Before the Trees Was Strange is a film about one man’s journey from growing up “white” in his native home in The Bahamas, to Boston where he was assumed to be “black”. It is an intimate and complex exploration of identity, love, racism and forgiveness within one family. Gerald Peary, film critic for The Arts Fuse writes that “Derek Burrows’ autobiographical documentary, Before the Trees Was Strange is both a courageous probe of racism where it is unexpected and a sweet, affecting homage to the filmmaker’s remarkable Bahamian family.”
Filmmaker Derek Burrows is a master storyteller, musician and preserver of his native Bahamian culture. He explains, “I had been telling the stories featured in this film for many years but needed to find out more about my own family’s history, especially my mother’s. All her life she insisted on seeing herself and her children as white, although she, and we are varying shades of brown. I left the Bahamas in 1974 white, only to arrive in the States to be accepted as black. I spent the next 30 years wondering about my true identity. After my mother died I felt free to explore this question in the Bahamas National Archives, through interviews of relatives and finally through DNA testing to discover a shocking truth.”

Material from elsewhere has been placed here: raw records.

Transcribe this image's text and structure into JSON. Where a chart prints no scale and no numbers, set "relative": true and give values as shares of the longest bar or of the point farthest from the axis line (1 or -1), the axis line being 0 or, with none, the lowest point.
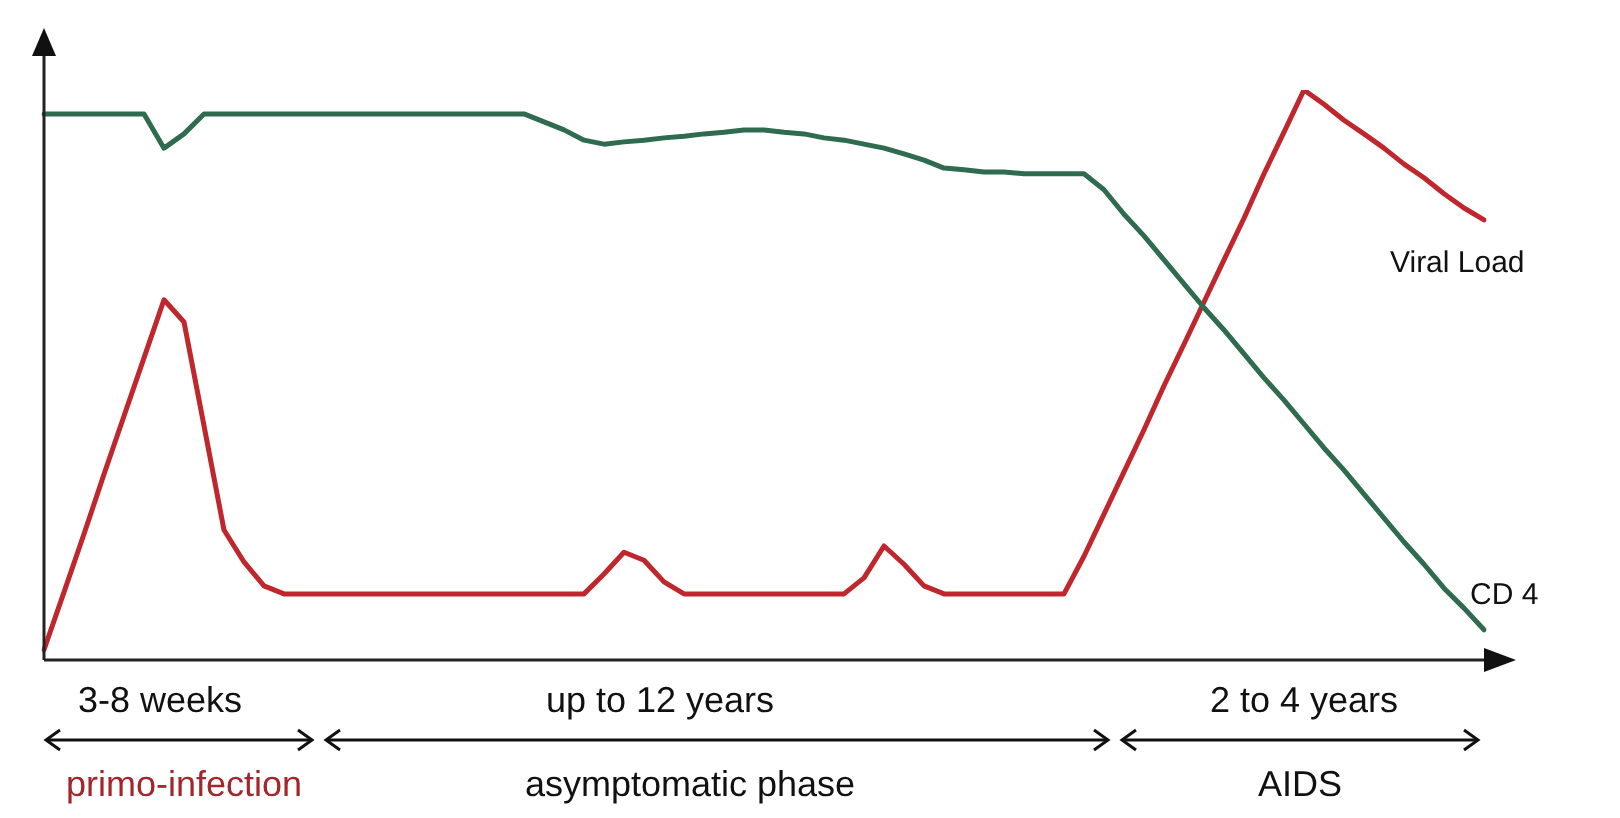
{
  "chart_data": {
    "type": "line",
    "relative": true,
    "categories": [
      null,
      null,
      null,
      null,
      null,
      null,
      null,
      null,
      null,
      null,
      null,
      null,
      null,
      null,
      null,
      null,
      null,
      null,
      null,
      null,
      null,
      null,
      null,
      null,
      null,
      null,
      null,
      null,
      null,
      null,
      null,
      null,
      null,
      null,
      null,
      null,
      null,
      null,
      null,
      null,
      null,
      null,
      null,
      null,
      null,
      null,
      null,
      null,
      null,
      null,
      null,
      null,
      null,
      null,
      null,
      null,
      null,
      null,
      null,
      null,
      null,
      null,
      null,
      null,
      null,
      null,
      null,
      null,
      null,
      null,
      null,
      null,
      null
    ],
    "series": [
      {
        "name": "CD 4",
        "color": "#2e6b4f",
        "values": [
          0.958,
          0.958,
          0.958,
          0.958,
          0.958,
          0.958,
          0.898,
          0.923,
          0.958,
          0.958,
          0.958,
          0.958,
          0.958,
          0.958,
          0.958,
          0.958,
          0.958,
          0.958,
          0.958,
          0.958,
          0.958,
          0.958,
          0.958,
          0.958,
          0.958,
          0.944,
          0.93,
          0.912,
          0.905,
          0.909,
          0.912,
          0.916,
          0.919,
          0.923,
          0.926,
          0.93,
          0.93,
          0.926,
          0.923,
          0.916,
          0.912,
          0.905,
          0.898,
          0.888,
          0.877,
          0.863,
          0.86,
          0.856,
          0.856,
          0.853,
          0.853,
          0.853,
          0.853,
          0.825,
          0.782,
          0.744,
          0.702,
          0.66,
          0.618,
          0.579,
          0.537,
          0.495,
          0.456,
          0.414,
          0.372,
          0.333,
          0.291,
          0.249,
          0.207,
          0.168,
          0.126,
          0.091,
          0.053
        ]
      },
      {
        "name": "Viral Load",
        "color": "#c0272d",
        "values": [
          0.018,
          0.119,
          0.221,
          0.326,
          0.428,
          0.53,
          0.632,
          0.593,
          0.411,
          0.228,
          0.172,
          0.13,
          0.116,
          0.116,
          0.116,
          0.116,
          0.116,
          0.116,
          0.116,
          0.116,
          0.116,
          0.116,
          0.116,
          0.116,
          0.116,
          0.116,
          0.116,
          0.116,
          0.151,
          0.189,
          0.175,
          0.137,
          0.116,
          0.116,
          0.116,
          0.116,
          0.116,
          0.116,
          0.116,
          0.116,
          0.116,
          0.144,
          0.2,
          0.168,
          0.13,
          0.116,
          0.116,
          0.116,
          0.116,
          0.116,
          0.116,
          0.116,
          0.182,
          0.256,
          0.33,
          0.404,
          0.481,
          0.554,
          0.628,
          0.702,
          0.775,
          0.853,
          0.926,
          1,
          0.975,
          0.947,
          0.923,
          0.898,
          0.87,
          0.846,
          0.818,
          0.793,
          0.772
        ]
      }
    ],
    "annotations": [
      "3-8 weeks",
      "up to 12 years",
      "2 to 4 years",
      "primo-infection",
      "asymptomatic phase",
      "AIDS"
    ]
  }
}
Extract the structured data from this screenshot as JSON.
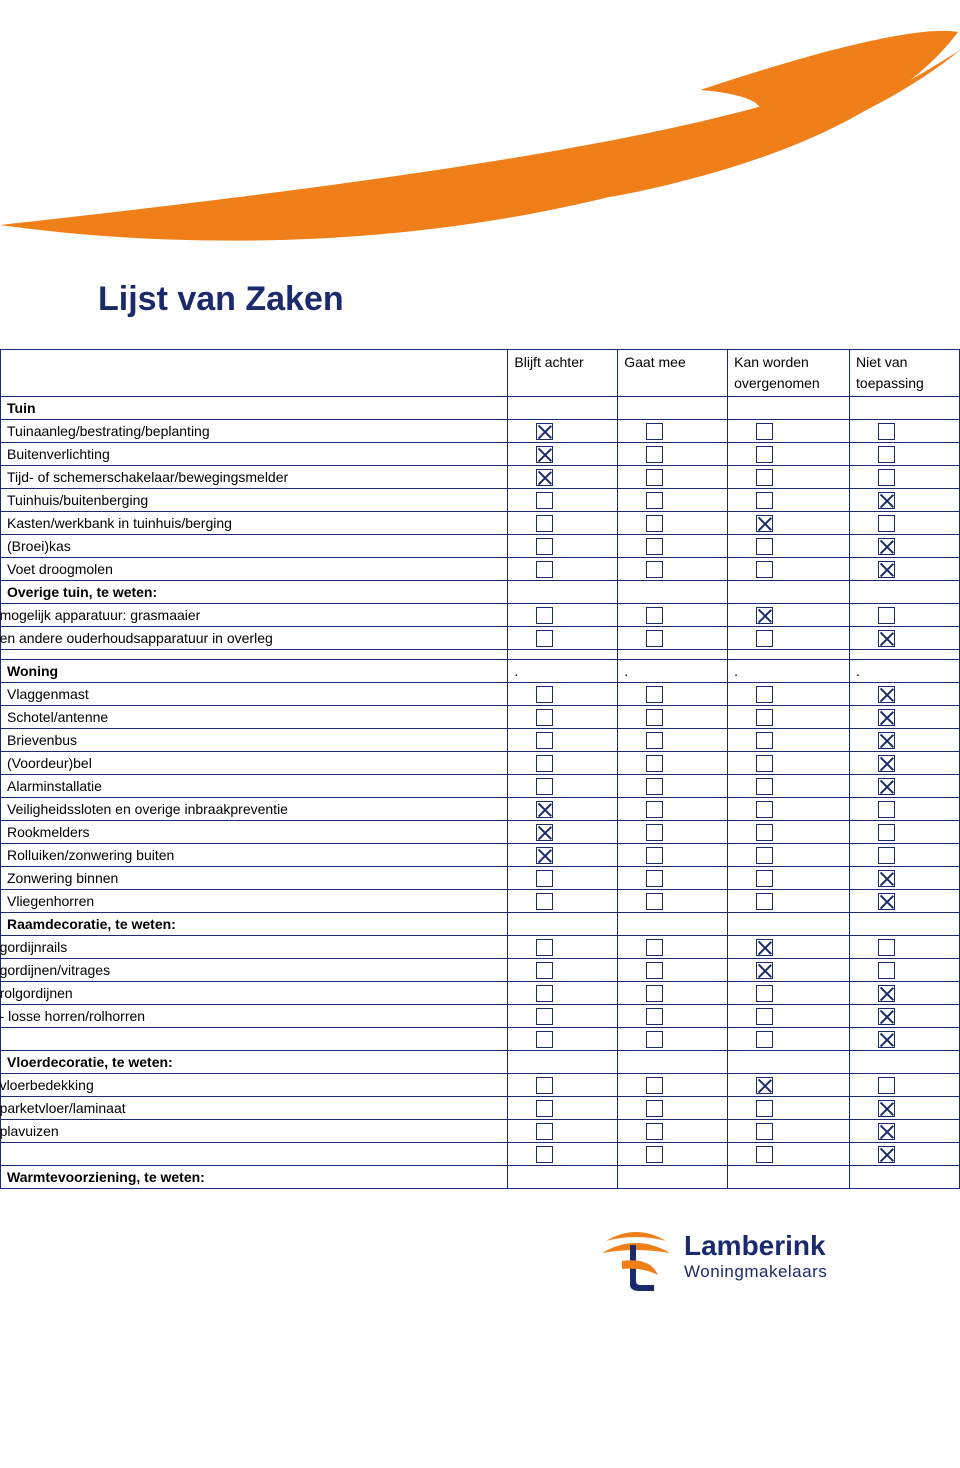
{
  "colors": {
    "brand_orange": "#f07f1a",
    "brand_navy": "#1a2a6c",
    "white": "#ffffff"
  },
  "title": "Lijst van Zaken",
  "headers": {
    "col1": "Blijft achter",
    "col2": "Gaat mee",
    "col3_l1": "Kan worden",
    "col3_l2": "overgenomen",
    "col4_l1": "Niet van",
    "col4_l2": "toepassing"
  },
  "sections": {
    "tuin": {
      "heading": "Tuin",
      "items": [
        {
          "label": "Tuinaanleg/bestrating/beplanting",
          "c": [
            1,
            0,
            0,
            0
          ]
        },
        {
          "label": "Buitenverlichting",
          "c": [
            1,
            0,
            0,
            0
          ]
        },
        {
          "label": "Tijd- of schemerschakelaar/bewegingsmelder",
          "c": [
            1,
            0,
            0,
            0
          ]
        },
        {
          "label": "Tuinhuis/buitenberging",
          "c": [
            0,
            0,
            0,
            1
          ]
        },
        {
          "label": "Kasten/werkbank in tuinhuis/berging",
          "c": [
            0,
            0,
            1,
            0
          ]
        },
        {
          "label": "(Broei)kas",
          "c": [
            0,
            0,
            0,
            1
          ]
        },
        {
          "label": "Voet droogmolen",
          "c": [
            0,
            0,
            0,
            1
          ]
        }
      ],
      "overige_heading": "Overige tuin, te weten:",
      "overige": [
        {
          "label": "mogelijk apparatuur: grasmaaier",
          "c": [
            0,
            0,
            1,
            0
          ]
        },
        {
          "label": "en andere ouderhoudsapparatuur in overleg",
          "c": [
            0,
            0,
            0,
            1
          ]
        }
      ]
    },
    "woning": {
      "heading": "Woning",
      "items": [
        {
          "label": "Vlaggenmast",
          "c": [
            0,
            0,
            0,
            1
          ]
        },
        {
          "label": "Schotel/antenne",
          "c": [
            0,
            0,
            0,
            1
          ]
        },
        {
          "label": "Brievenbus",
          "c": [
            0,
            0,
            0,
            1
          ]
        },
        {
          "label": "(Voordeur)bel",
          "c": [
            0,
            0,
            0,
            1
          ]
        },
        {
          "label": "Alarminstallatie",
          "c": [
            0,
            0,
            0,
            1
          ]
        },
        {
          "label": "Veiligheidssloten en overige inbraakpreventie",
          "c": [
            1,
            0,
            0,
            0
          ]
        },
        {
          "label": "Rookmelders",
          "c": [
            1,
            0,
            0,
            0
          ]
        },
        {
          "label": "Rolluiken/zonwering buiten",
          "c": [
            1,
            0,
            0,
            0
          ]
        },
        {
          "label": "Zonwering binnen",
          "c": [
            0,
            0,
            0,
            1
          ]
        },
        {
          "label": "Vliegenhorren",
          "c": [
            0,
            0,
            0,
            1
          ]
        }
      ]
    },
    "raam": {
      "heading": "Raamdecoratie, te weten:",
      "items": [
        {
          "label": "gordijnrails",
          "c": [
            0,
            0,
            1,
            0
          ]
        },
        {
          "label": "gordijnen/vitrages",
          "c": [
            0,
            0,
            1,
            0
          ]
        },
        {
          "label": "rolgordijnen",
          "c": [
            0,
            0,
            0,
            1
          ]
        },
        {
          "label": "- losse horren/rolhorren",
          "c": [
            0,
            0,
            0,
            1
          ]
        },
        {
          "label": "",
          "c": [
            0,
            0,
            0,
            1
          ]
        }
      ]
    },
    "vloer": {
      "heading": "Vloerdecoratie, te weten:",
      "items": [
        {
          "label": "vloerbedekking",
          "c": [
            0,
            0,
            1,
            0
          ]
        },
        {
          "label": "parketvloer/laminaat",
          "c": [
            0,
            0,
            0,
            1
          ]
        },
        {
          "label": "plavuizen",
          "c": [
            0,
            0,
            0,
            1
          ]
        },
        {
          "label": "",
          "c": [
            0,
            0,
            0,
            1
          ]
        }
      ]
    },
    "warmte": {
      "heading": "Warmtevoorziening, te weten:"
    }
  },
  "footer": {
    "brand": "Lamberink",
    "tagline": "Woningmakelaars"
  }
}
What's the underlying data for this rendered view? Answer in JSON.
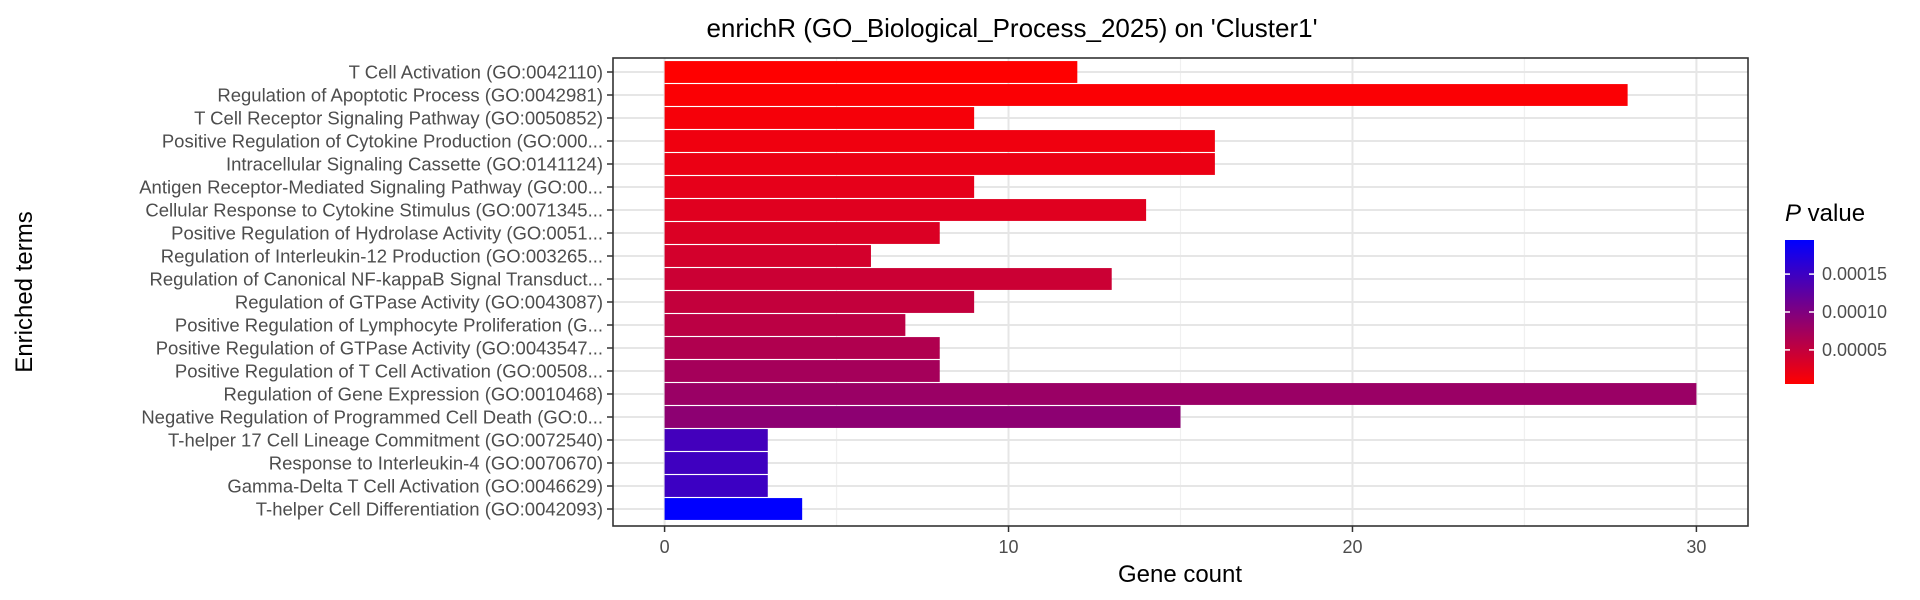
{
  "chart_data": {
    "type": "bar",
    "orientation": "horizontal",
    "title": "enrichR (GO_Biological_Process_2025) on 'Cluster1'",
    "xlabel": "Gene count",
    "ylabel": "Enriched terms",
    "xlim": [
      -1.5,
      31.5
    ],
    "x_ticks": [
      0,
      10,
      20,
      30
    ],
    "grid": true,
    "categories": [
      "T Cell Activation (GO:0042110)",
      "Regulation of Apoptotic Process (GO:0042981)",
      "T Cell Receptor Signaling Pathway (GO:0050852)",
      "Positive Regulation of Cytokine Production (GO:000...",
      "Intracellular Signaling Cassette (GO:0141124)",
      "Antigen Receptor-Mediated Signaling Pathway (GO:00...",
      "Cellular Response to Cytokine Stimulus (GO:0071345...",
      "Positive Regulation of Hydrolase Activity (GO:0051...",
      "Regulation of Interleukin-12 Production (GO:003265...",
      "Regulation of Canonical NF-kappaB Signal Transduct...",
      "Regulation of GTPase Activity (GO:0043087)",
      "Positive Regulation of Lymphocyte Proliferation (G...",
      "Positive Regulation of GTPase Activity (GO:0043547...",
      "Positive Regulation of T Cell Activation (GO:00508...",
      "Regulation of Gene Expression (GO:0010468)",
      "Negative Regulation of Programmed Cell Death (GO:0...",
      "T-helper 17 Cell Lineage Commitment (GO:0072540)",
      "Response to Interleukin-4 (GO:0070670)",
      "Gamma-Delta T Cell Activation (GO:0046629)",
      "T-helper Cell Differentiation (GO:0042093)"
    ],
    "values": [
      12,
      28,
      9,
      16,
      16,
      9,
      14,
      8,
      6,
      13,
      9,
      7,
      8,
      8,
      30,
      15,
      3,
      3,
      3,
      4
    ],
    "p_values": [
      5e-06,
      8e-06,
      1.2e-05,
      1.6e-05,
      2e-05,
      2.4e-05,
      2.8e-05,
      3.2e-05,
      3.8e-05,
      4.4e-05,
      5e-05,
      5.6e-05,
      6.4e-05,
      7.2e-05,
      8e-05,
      9e-05,
      0.000145,
      0.000148,
      0.00015,
      0.000195
    ],
    "color_legend": {
      "title_italic": "P",
      "title_rest": " value",
      "ticks": [
        5e-05,
        0.0001,
        0.00015
      ],
      "tick_labels": [
        "0.00005",
        "0.00010",
        "0.00015"
      ],
      "range": [
        5e-06,
        0.000195
      ],
      "low_color": "#ff0000",
      "high_color": "#0000ff",
      "position": "right"
    }
  }
}
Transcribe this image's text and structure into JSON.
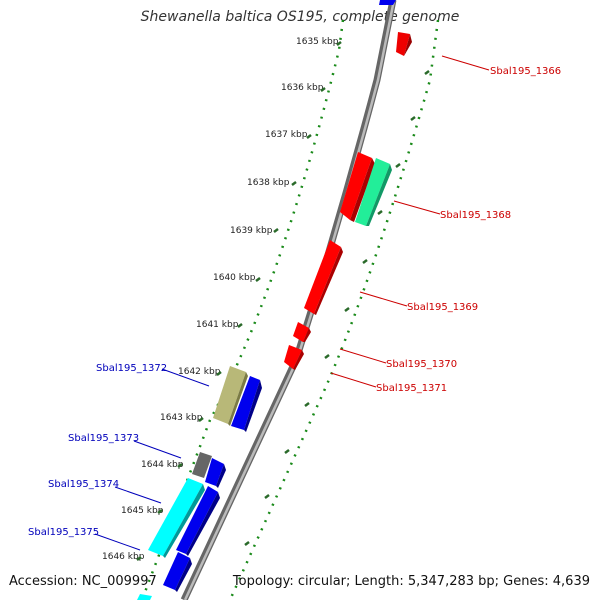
{
  "title": "Shewanella baltica OS195, complete genome",
  "footer": {
    "accession": "Accession: NC_009997",
    "topology": "Topology: circular; Length: 5,347,283 bp; Genes: 4,639"
  },
  "ruler": {
    "labels": [
      "1635 kbp",
      "1636 kbp",
      "1637 kbp",
      "1638 kbp",
      "1639 kbp",
      "1640 kbp",
      "1641 kbp",
      "1642 kbp",
      "1643 kbp",
      "1644 kbp",
      "1645 kbp",
      "1646 kbp"
    ]
  },
  "gene_labels": {
    "forward": [
      "Sbal195_1366",
      "Sbal195_1368",
      "Sbal195_1369",
      "Sbal195_1370",
      "Sbal195_1371"
    ],
    "reverse": [
      "Sbal195_1372",
      "Sbal195_1373",
      "Sbal195_1374",
      "Sbal195_1375"
    ]
  },
  "colors": {
    "forward_label": "#cc0000",
    "reverse_label": "#0000bb",
    "backbone": "#888888",
    "tick": "#228822",
    "gene_red": "#ff0000",
    "gene_green": "#22ee99",
    "gene_blue": "#0000ee",
    "gene_olive": "#b8b878",
    "gene_cyan": "#00ffff",
    "gene_gray": "#666666"
  }
}
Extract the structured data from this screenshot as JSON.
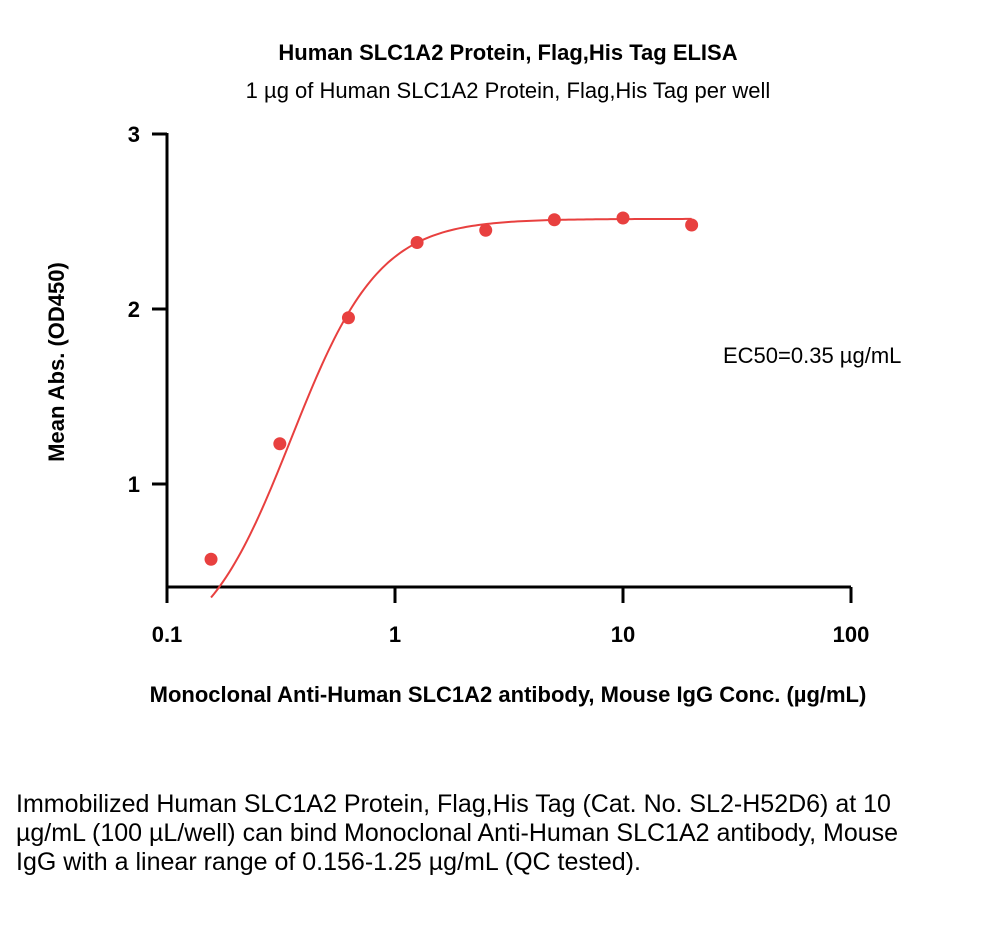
{
  "chart_data": {
    "type": "scatter",
    "title": "Human SLC1A2 Protein, Flag,His Tag ELISA",
    "subtitle": "1 µg of Human SLC1A2 Protein, Flag,His Tag per well",
    "xlabel": "Monoclonal Anti-Human SLC1A2 antibody, Mouse IgG Conc. (µg/mL)",
    "ylabel": "Mean Abs. (OD450)",
    "xscale": "log",
    "xlim": [
      0.1,
      100
    ],
    "ylim": [
      0.45,
      3
    ],
    "xticks": [
      "0.1",
      "1",
      "10",
      "100"
    ],
    "yticks": [
      "1",
      "2",
      "3"
    ],
    "grid": false,
    "color": "#e8403f",
    "series": [
      {
        "x": [
          0.156,
          0.3125,
          0.625,
          1.25,
          2.5,
          5,
          10,
          20
        ],
        "y": [
          0.57,
          1.23,
          1.95,
          2.38,
          2.45,
          2.51,
          2.52,
          2.48
        ]
      }
    ],
    "annotation": "EC50=0.35 µg/mL"
  },
  "caption": "Immobilized Human SLC1A2 Protein, Flag,His Tag (Cat. No. SL2-H52D6) at 10 µg/mL (100 µL/well) can bind Monoclonal Anti-Human SLC1A2 antibody, Mouse IgG with a linear range of 0.156-1.25 µg/mL (QC tested)."
}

The film will be introduced by Superintendent of Schools Dr. John Ramos and will be followed by a community discussion with filmmaker Derek Burrows and historian Dr. Khalil Gibran Muhammad (professor of History, Race and Public Policy at Harvard Kennedy School and the Suzanne Young Murray Professor at the Radcliffe Institute for Advanced Studies). The evening will be hosted by Budd Mishkin (formerly of NY1-TV).